1.3. Using a callback¶
A callback is a callable object with two arguments for (key, value)
.
If it is set, it will apply to displaced (or “evicted”) key-value pairs. The
callback can be accessed or set via the LRUDict.callback
property.
>>> def func(key, value):
... print(f"discarded: ({key}, {value})")
... print("total length: ", len(key) + len(value))
>>> cache.callback = func
>>> cache["quality"] = "assurance"
discarded: (system, programming)
total length: 17
This is a rather trivial illustration. A more useful situation for the callback would be, for example, where the values are objects that should be cleaned up before reaching the end of lifecycle. If the values stored are file-like objects, closing them would be a suitable task for a callback.
The callback can also be specified during the instance initialization as an optional parameter:
>>> cache = LRUDict(size, callback=func)
1.4. Caveats with callbacks¶
Although the callback may execute arbitrary code, certain restrictions are imposed on its action. Most notably:
Warning
The return value of the callback is discarded.
Any exception raised in the callback cannot be handled the usual way.
What the latter means is that, if the callback would have raised an exception,
the exception is passed to the “unraisable handler”
sys.unraisablehook
which may be further customized. Python’s default
unraisable handler will print a message with the traceback to
sys.stderr
.
Note
It is strongly suggested that a callback should only
do what is minimally necessary,
avoid lengthy computation or substantial interaction with an external system, and
especially avoid modifying the state of the
LRUDict
object itself.
Because of the loss of return value and suppression of exceptions, it has limited capability to interact with other parts of the programme.

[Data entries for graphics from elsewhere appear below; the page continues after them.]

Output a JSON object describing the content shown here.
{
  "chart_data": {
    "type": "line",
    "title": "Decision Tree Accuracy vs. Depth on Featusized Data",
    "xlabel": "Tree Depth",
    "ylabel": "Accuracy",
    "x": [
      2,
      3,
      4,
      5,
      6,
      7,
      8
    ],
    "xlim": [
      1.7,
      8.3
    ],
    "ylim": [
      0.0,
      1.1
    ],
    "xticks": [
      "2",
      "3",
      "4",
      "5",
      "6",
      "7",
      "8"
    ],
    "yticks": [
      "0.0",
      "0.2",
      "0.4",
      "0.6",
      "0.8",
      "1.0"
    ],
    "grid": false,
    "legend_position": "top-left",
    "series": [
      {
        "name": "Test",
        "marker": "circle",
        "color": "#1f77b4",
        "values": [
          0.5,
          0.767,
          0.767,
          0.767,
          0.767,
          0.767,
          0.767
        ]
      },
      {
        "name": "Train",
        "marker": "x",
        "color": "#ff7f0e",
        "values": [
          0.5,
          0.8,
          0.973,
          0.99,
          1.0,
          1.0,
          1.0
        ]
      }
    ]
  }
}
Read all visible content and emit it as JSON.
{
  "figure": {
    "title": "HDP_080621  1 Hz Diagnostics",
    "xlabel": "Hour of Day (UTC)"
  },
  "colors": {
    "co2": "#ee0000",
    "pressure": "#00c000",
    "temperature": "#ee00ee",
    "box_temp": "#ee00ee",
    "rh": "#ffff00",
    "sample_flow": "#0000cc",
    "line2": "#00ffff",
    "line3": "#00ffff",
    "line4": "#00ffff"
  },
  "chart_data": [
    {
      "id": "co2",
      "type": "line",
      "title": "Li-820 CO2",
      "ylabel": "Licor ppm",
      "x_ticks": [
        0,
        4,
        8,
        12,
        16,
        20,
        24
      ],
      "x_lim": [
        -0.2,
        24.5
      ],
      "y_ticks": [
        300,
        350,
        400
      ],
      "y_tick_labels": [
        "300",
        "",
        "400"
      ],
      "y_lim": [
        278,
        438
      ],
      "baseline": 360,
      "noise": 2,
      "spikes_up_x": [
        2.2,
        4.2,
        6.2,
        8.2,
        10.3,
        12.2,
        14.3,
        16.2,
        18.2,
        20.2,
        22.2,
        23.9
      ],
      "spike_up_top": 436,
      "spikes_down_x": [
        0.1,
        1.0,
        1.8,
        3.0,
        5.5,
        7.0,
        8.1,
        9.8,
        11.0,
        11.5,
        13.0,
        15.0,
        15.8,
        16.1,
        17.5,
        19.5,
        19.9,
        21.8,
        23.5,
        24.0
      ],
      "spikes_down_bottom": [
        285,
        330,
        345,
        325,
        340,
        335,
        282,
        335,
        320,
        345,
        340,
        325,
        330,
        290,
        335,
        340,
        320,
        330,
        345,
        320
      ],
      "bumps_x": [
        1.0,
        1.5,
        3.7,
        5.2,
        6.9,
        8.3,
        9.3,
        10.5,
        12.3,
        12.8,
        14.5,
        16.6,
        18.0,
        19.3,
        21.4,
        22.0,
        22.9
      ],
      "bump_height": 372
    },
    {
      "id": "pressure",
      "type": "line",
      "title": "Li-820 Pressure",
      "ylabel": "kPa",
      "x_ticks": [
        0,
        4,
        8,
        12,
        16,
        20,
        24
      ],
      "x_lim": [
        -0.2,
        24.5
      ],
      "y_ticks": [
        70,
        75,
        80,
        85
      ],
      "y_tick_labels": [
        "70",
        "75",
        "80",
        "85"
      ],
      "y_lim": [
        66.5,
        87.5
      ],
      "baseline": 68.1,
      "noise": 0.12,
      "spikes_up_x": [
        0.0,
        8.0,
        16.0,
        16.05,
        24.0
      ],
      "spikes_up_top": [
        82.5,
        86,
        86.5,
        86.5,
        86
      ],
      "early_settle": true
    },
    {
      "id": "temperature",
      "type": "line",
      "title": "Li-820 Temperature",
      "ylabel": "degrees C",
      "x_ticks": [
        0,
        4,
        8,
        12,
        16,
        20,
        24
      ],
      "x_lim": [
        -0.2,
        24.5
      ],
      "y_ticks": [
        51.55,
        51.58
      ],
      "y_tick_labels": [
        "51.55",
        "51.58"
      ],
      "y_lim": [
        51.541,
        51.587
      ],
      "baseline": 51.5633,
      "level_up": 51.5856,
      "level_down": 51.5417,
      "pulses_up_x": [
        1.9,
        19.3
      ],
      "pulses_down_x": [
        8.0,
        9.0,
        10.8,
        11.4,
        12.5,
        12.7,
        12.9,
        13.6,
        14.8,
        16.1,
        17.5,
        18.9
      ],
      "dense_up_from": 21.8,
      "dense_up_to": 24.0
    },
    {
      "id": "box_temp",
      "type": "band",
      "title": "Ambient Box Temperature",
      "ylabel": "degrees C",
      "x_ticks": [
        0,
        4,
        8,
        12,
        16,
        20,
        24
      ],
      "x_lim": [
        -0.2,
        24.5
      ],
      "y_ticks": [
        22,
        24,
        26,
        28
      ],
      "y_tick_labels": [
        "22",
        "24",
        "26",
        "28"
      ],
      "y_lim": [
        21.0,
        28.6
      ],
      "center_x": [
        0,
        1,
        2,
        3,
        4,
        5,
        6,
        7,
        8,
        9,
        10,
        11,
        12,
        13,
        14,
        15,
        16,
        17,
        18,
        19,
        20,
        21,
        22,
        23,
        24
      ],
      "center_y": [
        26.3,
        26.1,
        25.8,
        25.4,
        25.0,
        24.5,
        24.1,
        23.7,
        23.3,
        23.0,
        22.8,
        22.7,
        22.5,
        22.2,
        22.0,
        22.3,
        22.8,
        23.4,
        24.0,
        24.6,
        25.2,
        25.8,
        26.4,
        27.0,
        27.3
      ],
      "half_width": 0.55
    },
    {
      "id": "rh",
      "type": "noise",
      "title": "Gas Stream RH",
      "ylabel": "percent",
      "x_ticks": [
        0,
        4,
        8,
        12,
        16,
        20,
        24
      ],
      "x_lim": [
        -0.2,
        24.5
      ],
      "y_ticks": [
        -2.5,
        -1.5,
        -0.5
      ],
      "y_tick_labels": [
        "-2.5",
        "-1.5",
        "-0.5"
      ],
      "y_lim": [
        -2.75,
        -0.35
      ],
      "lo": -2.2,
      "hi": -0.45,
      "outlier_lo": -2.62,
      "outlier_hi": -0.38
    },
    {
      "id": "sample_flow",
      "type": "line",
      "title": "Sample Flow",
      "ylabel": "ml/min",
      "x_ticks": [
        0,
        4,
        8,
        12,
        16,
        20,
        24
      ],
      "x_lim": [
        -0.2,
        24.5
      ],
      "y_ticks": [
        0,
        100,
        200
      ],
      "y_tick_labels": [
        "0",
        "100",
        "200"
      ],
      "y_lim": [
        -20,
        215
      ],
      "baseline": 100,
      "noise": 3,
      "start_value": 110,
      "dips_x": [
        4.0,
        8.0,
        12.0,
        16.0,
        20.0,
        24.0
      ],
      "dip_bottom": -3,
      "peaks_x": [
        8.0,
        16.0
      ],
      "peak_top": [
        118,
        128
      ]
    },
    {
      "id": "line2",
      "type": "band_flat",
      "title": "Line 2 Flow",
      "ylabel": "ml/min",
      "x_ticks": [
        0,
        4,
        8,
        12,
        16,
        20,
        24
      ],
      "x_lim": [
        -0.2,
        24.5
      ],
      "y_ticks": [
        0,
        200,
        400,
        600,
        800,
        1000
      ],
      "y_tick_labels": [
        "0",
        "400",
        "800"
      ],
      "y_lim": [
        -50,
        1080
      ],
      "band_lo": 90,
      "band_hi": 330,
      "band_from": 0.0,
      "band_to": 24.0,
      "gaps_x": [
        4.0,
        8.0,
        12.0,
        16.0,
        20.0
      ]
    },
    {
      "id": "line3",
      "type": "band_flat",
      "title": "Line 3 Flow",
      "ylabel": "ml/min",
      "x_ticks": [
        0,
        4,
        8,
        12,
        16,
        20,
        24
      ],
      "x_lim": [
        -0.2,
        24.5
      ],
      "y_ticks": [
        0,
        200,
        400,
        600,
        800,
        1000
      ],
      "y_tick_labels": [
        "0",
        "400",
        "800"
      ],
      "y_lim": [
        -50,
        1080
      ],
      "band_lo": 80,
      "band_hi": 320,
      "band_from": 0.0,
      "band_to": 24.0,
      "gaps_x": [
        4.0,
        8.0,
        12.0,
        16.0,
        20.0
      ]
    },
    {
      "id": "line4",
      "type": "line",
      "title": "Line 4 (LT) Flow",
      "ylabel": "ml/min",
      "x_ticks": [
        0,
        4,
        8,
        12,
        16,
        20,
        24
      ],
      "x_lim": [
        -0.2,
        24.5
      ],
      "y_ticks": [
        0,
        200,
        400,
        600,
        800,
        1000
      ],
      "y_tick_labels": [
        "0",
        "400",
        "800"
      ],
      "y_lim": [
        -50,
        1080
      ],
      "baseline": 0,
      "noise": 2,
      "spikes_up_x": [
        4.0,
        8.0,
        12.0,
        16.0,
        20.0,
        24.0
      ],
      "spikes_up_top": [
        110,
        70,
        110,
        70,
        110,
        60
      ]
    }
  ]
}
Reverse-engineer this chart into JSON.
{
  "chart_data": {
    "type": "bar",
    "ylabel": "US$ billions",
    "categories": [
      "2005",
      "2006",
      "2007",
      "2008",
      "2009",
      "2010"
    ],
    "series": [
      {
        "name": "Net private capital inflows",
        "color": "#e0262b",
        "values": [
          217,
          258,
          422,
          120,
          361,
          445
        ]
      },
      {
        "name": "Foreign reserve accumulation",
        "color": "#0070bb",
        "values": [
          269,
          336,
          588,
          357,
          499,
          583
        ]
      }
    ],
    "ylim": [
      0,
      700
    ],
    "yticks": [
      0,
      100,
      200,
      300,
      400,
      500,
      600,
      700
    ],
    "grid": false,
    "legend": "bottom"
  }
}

The most significant reason why it works like this is that any method call that
“adds something” to the LRUDict
object may trigger the
eviction-handling callback. The caller may not be well-equipped to handle any
exception raised; indeed, we cannot assume that the caller ever knows or should
know what, if any, is being evicted.
Also, it is rather likely that the evicted object will go beyond the reach of
normal code if no other references to it are held. The callback in this way
shares some similarity with the __del__()
method (or
“finalizer”). However, unlike __del__()
, the callback is not
bound to the object about to be discarded.